3.2. Neural Networks
Haykin (
1994) defined an NN as a “massively parallel distributed processor made up of simple processing units that has a natural propensity for storing experiential knowledge and making it available for use”.
The best part about considering an NN approach is that one does not need to assume any underlying pattern for the data. That is, NNs are a model-free purely data-driven approach. Patterns are captured using an almost exhaustive search. The provided data are regular enough (e.g., no infinite variance). The only assumption one needs to consider is on the ability of the NN to approximate the output function. As we discuss below, these are extremely mild assumptions due to the existence of the universal approximation theorem.
For our pricing of American put options, we collected market data on put prices (output), but also on the same inputs the model in Equation (
1) requires: price of the underlying asset, volatility, interest rate, dividend yield, options’ strike price, and maturity.
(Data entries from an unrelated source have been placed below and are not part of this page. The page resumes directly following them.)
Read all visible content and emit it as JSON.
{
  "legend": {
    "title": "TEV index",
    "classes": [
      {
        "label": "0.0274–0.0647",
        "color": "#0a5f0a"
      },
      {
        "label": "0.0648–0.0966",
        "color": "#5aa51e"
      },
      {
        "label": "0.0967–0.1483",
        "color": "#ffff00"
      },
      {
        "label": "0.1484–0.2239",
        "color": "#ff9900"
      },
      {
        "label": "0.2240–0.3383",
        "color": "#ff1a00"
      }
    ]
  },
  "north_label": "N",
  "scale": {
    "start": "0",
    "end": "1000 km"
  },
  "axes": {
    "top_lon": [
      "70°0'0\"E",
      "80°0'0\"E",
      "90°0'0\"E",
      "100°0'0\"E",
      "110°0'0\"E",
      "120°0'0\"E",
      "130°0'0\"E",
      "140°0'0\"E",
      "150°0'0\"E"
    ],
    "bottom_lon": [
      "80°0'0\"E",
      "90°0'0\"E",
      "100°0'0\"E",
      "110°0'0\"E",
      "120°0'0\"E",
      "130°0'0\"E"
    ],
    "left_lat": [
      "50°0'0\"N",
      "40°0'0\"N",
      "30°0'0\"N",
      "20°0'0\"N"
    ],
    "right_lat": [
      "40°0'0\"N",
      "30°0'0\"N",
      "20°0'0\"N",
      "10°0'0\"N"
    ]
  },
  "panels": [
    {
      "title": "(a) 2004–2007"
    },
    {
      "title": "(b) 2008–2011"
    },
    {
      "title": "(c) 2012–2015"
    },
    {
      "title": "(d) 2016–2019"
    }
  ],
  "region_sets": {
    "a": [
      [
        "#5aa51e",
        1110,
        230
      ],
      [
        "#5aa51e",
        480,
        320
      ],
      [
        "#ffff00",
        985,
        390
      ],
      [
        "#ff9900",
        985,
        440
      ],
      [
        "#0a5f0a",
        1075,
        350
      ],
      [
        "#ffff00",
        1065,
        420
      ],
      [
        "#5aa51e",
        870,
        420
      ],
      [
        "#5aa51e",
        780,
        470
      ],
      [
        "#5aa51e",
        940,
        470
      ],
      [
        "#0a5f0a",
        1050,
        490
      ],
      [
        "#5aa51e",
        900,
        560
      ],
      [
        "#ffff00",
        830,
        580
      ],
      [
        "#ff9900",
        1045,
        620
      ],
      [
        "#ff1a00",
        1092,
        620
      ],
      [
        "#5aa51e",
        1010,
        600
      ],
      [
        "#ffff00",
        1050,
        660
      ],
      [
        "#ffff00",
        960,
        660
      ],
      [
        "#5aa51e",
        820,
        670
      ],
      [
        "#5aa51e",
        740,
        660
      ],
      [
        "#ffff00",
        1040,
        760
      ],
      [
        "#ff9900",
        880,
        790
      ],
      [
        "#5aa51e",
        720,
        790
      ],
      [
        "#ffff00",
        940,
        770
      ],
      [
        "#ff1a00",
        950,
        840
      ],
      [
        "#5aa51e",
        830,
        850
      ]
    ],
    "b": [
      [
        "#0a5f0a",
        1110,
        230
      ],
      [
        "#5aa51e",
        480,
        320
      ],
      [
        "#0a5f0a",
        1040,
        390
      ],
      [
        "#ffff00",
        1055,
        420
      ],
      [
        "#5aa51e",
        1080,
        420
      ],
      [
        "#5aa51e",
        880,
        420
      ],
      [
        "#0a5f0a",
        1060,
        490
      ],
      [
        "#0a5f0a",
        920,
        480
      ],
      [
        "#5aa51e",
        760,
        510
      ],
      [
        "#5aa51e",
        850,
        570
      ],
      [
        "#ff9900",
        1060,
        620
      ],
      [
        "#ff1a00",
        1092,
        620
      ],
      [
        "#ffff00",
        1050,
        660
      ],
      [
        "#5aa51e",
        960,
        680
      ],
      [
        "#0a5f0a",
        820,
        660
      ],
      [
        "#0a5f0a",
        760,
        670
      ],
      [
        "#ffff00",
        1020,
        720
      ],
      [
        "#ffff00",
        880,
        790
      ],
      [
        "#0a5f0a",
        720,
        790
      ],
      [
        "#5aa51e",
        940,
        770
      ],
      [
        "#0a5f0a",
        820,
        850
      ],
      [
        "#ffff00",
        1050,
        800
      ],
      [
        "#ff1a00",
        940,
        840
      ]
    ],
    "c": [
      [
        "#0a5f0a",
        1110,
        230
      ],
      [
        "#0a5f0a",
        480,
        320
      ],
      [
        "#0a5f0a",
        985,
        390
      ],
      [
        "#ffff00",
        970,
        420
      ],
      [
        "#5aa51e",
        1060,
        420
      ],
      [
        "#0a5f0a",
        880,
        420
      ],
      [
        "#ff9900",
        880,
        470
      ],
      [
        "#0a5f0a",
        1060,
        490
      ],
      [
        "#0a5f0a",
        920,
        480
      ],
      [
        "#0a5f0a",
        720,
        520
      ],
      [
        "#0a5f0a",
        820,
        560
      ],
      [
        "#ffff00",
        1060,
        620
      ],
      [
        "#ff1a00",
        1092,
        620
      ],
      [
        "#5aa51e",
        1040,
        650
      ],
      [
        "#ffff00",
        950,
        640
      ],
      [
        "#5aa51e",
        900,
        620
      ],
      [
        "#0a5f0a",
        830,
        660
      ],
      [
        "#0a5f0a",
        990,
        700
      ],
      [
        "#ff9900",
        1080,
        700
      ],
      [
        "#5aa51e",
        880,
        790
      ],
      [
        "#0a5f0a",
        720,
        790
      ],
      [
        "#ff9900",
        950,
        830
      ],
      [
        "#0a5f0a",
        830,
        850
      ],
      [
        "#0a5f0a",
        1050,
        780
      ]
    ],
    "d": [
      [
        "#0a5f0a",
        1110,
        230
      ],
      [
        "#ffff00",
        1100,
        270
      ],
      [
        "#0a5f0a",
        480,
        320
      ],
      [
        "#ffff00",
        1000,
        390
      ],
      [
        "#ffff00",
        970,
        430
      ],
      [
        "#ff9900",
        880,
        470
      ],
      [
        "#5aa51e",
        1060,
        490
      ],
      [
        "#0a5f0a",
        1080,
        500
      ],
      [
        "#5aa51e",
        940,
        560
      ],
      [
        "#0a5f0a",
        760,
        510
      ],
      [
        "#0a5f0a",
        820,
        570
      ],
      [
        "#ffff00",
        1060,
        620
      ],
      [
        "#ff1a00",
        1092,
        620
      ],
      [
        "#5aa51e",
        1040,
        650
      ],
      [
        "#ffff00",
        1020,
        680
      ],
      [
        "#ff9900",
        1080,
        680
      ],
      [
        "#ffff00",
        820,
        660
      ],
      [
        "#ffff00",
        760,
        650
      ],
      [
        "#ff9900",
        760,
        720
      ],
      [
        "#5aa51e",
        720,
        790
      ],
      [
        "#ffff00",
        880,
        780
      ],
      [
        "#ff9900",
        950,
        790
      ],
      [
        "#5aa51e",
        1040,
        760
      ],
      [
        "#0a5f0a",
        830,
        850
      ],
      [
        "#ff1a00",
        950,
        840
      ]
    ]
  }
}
As we will see in
Section 4.4, in our simplest NN, some of these inputs will not even be considered.
For exposition simplicity, we briefly present the dynamics of a feedforward NN with just one hidden layer, as represented in
Figure 1. The architecture’s logic allows for more than one hidden layer, which would add more connections and weights between the hidden layers only. In our options pricing application, we use both a model with just one hidden layer and another with several.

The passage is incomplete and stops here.